ERIC Number: ED031307
Record Type: Non-Journal
Publication Date: 1969
Reference Count: N/A
Some Language-Related Cognitive Advantages of Bilingual Five Year Olds.
Feldman, Carol; Shen, Michael
Fifteen bilingual and 15 monolingual Head Start children, ranging in age from 4 to 6, were administered three types of tasks: (1) object constancy task: subject was shown a common object, a transformation was done on the object, e.g., crushing a paper cup, and then that object plus an identical pre-transformed object, were shown to the subject and he was asked to pick out the first object; (2) naming task: subject was asked to use object labels under three conditions: use of the common name, use of a nonsense name, and use of switched common names; and (3) a sentence task: subject was required to use the three label conditions (2) in simple relational sentences. It was hypothesized that (I) bilinguals would perform better than monolinguals on all three tasks, and (II), that for all subjects, task (1) would be easier than (2) which would be easier than (3). Both hypotheses were supported by the gross data. It was found that bilinguals, although better at using names in relational statements, were not better than monolinguals in the use of common names alone nor nonsense names alone. Also, bilinguals performed consistently better than monolinguals where nonverbal pointing responses were required, but not where spoken responses were required.
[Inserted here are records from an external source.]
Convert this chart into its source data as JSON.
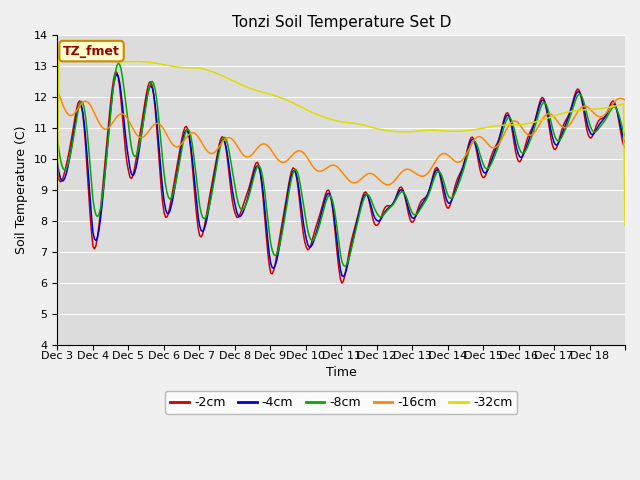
{
  "title": "Tonzi Soil Temperature Set D",
  "xlabel": "Time",
  "ylabel": "Soil Temperature (C)",
  "ylim": [
    4.0,
    14.0
  ],
  "yticks": [
    4.0,
    5.0,
    6.0,
    7.0,
    8.0,
    9.0,
    10.0,
    11.0,
    12.0,
    13.0,
    14.0
  ],
  "xtick_labels": [
    "Dec 3",
    "Dec 4",
    "Dec 5",
    "Dec 6",
    "Dec 7",
    "Dec 8",
    "Dec 9",
    "Dec 10",
    "Dec 11",
    "Dec 12",
    "Dec 13",
    "Dec 14",
    "Dec 15",
    "Dec 16",
    "Dec 17",
    "Dec 18"
  ],
  "colors": {
    "-2cm": "#cc0000",
    "-4cm": "#0000cc",
    "-8cm": "#00aa00",
    "-16cm": "#ff8800",
    "-32cm": "#dddd00"
  },
  "legend_label": "TZ_fmet",
  "legend_box_color": "#ffffcc",
  "legend_box_edge": "#cc8800",
  "plot_bg_color": "#dcdcdc",
  "fig_bg_color": "#f0f0f0",
  "grid_color": "#ffffff",
  "days": 16
}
It was suggested that having a notion of meaning as a function of use facilitates acquisition of the ability of young children to use labels in sentences. (WD)
Publication Type: N/A
Education Level: N/A
Sponsor: National Center for Educational Research and Development (DHEW/OE), Washington, DC. Div. of Educational Labs.
Authoring Institution: Chicago Univ., IL. Chicago Early Education Research Center.